Let's look at a couple of examples from our class notes:

Example 1: Finding a Single Solution

Consider the system:

  • $y = x - 3$
  • $y = -x + 5$

By graphing these two lines, we find that they intersect at the point $(4, 1)$. To verify that this is a solution, we substitute $x = 4$ and $y = 1$ into both equations:

  • $1 = 4 - 3 \Rightarrow 1 = 1$ (True)
  • $1 = -4 + 5 \Rightarrow 1 = 1$ (True)

Since the point (4, 1) satisfies both equations, it is indeed the solution to the system.

Example 2: Verifying Solutions

Given the equations:

  • $y = \frac{3}{4}x + 3$
  • $y = 3x - 6$

Do these intersect at the point $(4,6)$? Let's check!

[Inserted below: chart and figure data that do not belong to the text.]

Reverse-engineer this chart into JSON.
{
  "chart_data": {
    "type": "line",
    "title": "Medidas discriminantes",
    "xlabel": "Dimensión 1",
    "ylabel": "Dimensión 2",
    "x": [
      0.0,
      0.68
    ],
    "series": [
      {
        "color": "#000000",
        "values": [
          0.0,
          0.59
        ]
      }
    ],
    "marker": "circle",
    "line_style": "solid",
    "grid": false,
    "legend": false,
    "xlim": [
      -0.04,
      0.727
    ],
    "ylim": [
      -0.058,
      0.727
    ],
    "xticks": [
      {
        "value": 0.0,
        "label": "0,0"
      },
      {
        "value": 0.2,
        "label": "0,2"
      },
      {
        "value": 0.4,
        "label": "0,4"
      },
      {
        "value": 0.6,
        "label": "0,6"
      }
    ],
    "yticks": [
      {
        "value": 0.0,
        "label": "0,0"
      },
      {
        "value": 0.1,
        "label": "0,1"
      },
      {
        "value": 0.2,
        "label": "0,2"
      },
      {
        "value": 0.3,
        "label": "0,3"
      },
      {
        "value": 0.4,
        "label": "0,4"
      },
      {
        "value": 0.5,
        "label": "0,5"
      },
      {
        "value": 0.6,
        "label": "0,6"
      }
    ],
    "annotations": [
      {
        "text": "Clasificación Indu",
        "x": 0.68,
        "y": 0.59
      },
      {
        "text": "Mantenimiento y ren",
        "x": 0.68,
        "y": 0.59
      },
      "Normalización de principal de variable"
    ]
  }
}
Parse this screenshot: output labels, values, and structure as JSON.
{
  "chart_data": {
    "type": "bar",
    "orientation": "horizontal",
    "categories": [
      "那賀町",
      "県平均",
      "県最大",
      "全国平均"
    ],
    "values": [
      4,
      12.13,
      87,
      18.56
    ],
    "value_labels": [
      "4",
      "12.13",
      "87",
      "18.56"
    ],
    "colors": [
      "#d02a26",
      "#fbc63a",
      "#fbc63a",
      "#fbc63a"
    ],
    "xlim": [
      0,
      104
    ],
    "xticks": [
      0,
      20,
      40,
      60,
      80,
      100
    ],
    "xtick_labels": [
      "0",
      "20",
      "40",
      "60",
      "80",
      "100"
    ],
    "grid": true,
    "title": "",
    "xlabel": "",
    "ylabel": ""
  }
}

  • $6 = \frac{3}{4}(4) + 3 \Rightarrow 6 = 3 + 3 \Rightarrow 6 = 6$ (True)
  • $6 = 3(4) - 6 \Rightarrow 6 = 12 - 6 \Rightarrow 6 = 6$ (True)

Homework

For homework, please complete the following problems to practice these skills:

  • Page 143: #44, 47
  • Page 155: #1, 2, 5

Remember, practice makes perfect! Don't hesitate to review the video or ask questions in our next class if you need further clarification. Keep up the great work!